Once you choose where testing is done, it is important to establish several months of testing with two to three engineered water systems. Allow staff to either switch to other buildings for testing each system or move the systems themselves. In addition, it is important to include your key leaders, such as custodial trainers and supervisors, in the process.

Although each system produces some type of engineered water, each needs to be evaluated separately. Look at the stability of the ready-to-use product, the PH level, sanitizer/disinfectant kill rates, equipment cost, warranty, frequency of filter replacements in gallons or other replacement items, and return on investment. Also, it is important to have staff feedback on the effectiveness of the system — how the chemical produced annually removes the needed soils on surfaces.

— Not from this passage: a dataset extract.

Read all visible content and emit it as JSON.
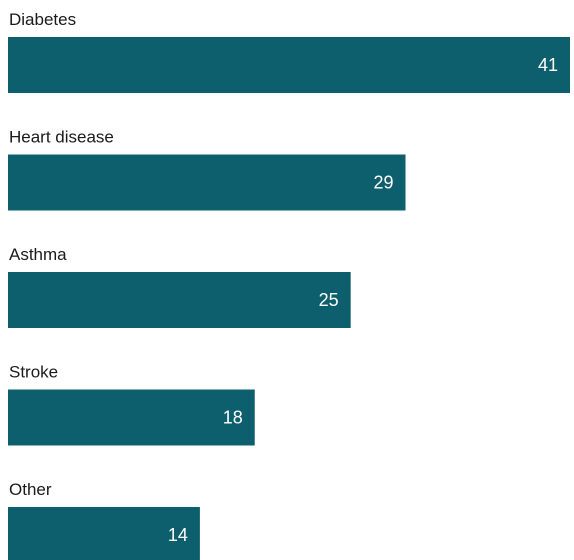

In restrooms, specifically, I also do a “smell test.” The systems must be effective at eliminating odor-causing bacteria because we won’t use strong disinfectants that contain deodorizers. When a restroom is properly cleaned, there should be no smell at all because urine salts and residues have been properly removed.

While testing and evaluating the efficacy of each system, we also took the average yearly cost of chemicals these systems would replace and gathered data from each company on cost of units and cost of replacement items. To understand filter replacements in gallons used, you need to first understand your consumption of existing ready-to-use chemicals at each location and calculate filter replacement frequencies.

Part of your evaluation process also needs to include the consideration of where each system would be located, as well as the number of units required at each facility in your district.

Some systems must have a main unit at each location with the possibility of multiple main units in larger locations such as middle schools, high schools or other buildings with multiple levels. Other systems can function with one main unit and multiple satellites in larger buildings or just satellites in smaller facilities. And other systems have the capability to have main units and the ability to have smaller devices easily moved.

Another avenue to consider when choosing an engineered water system is your funding source. When you have gathered all of your information, it is now time to sell your concept to the administration for funding.

For us, this was actually the easiest step. We received approval and funding utilizing capital assets to install systems in 90 percent of our district at the end of one fiscal year, and funding approved for the remaining buildings at the start of the second fiscal year.

Keep in mind, you can look into leasing options, but it is more beneficial to purchase outright. It was very important for our department to not piece meal upgrades over several years, but to make the change at one time for continuity of our cleaning program.

Through our public bid process, we established a request for proposal to bid our unit of choice, allowing vendors or manufacturers to quote an equal product. After appropriate testing and evaluation of bids submitted, the best choice for our district was Orbio Technologies.